If people are pressured by society into saying they have particular abilities, then the true value they have as themselves becomes blurred. If you say you have value because you can do particular things, you will always be judged by established social standards. So I never say I can do anything. And I don’t do anything.
Though my relationships with clients are almost always one-on-one, use of Twitter means we’re not alone — there’s also an audience of unknown size. So I feel that Do-nothing Rental is made up of three elements: me, client and audience. Anyone watching can always go up on stage as a client, and a client can always sit in the audience.

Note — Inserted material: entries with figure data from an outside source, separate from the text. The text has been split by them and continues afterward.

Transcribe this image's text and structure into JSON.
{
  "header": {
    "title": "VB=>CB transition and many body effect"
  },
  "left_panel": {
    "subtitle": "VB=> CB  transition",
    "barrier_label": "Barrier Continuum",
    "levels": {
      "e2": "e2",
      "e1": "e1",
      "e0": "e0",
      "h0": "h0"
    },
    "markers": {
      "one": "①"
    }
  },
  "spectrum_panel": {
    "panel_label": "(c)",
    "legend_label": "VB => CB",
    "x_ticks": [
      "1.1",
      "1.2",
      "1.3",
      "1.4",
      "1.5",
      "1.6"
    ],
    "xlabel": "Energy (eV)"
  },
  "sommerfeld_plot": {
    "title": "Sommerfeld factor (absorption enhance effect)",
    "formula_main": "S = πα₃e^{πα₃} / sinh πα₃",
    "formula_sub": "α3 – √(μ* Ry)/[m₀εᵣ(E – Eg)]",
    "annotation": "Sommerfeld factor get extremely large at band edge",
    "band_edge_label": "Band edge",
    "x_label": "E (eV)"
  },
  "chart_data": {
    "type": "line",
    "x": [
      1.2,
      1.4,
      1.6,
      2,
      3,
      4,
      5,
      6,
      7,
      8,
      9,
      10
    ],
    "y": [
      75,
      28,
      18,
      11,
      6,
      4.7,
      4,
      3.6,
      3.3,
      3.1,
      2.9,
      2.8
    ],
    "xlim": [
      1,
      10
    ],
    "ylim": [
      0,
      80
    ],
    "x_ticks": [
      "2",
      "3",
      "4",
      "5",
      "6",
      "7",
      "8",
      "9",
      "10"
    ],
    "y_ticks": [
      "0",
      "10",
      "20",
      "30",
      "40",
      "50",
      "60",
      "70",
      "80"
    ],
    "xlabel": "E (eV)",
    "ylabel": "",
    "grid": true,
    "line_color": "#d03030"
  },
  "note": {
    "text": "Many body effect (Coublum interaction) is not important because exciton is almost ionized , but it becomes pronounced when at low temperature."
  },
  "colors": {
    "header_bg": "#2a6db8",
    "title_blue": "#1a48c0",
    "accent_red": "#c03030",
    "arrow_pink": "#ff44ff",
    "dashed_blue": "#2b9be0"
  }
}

As Rental Person, I have only the flimsiest connection with my clients. I am practically transparent. Unless they make another request, we'll probably never meet again. They have a story they have to tell and it's my role to be there while they tell it. In one of Aesop's fables, a character longs to tell a secret so tells it to the reeds. I'm just there, like those reeds. I may describe the situation on twitter, but I never give details that would allow the client to be identified, so there's very little chance of any weakness they reveal to me becoming known to others.
Another reason why people ask me to listen to them seems to be that I don't give advice. One of my clients told me they hated it when people responded with unsolicited advice. They didn't like to feel that what they said was being evaluated. Even positive responses like, "Great! or, "That's interesting!" could put pressure on them.
For now, this allows me to do interesting things. And perhaps these will lead to something that makes money in the future. As I said before, if I charged clients it would lead nowhere. I think ignoring money has allowed me to have different values, which stimulate new and different ways of relating to people.
Rental Person has been described as 'a new-age gigolo' and 'a new-age beggar'. I think being a gigolo or beggar are potential ways of relating to people, and the word 'new' sounds good, so I feel quite positive about these comments.
I know it’s very late to say this, but I’ve begun to feel very strongly that for me to write an afterword is contradictory to my basic stance. Just letting you know how I feel.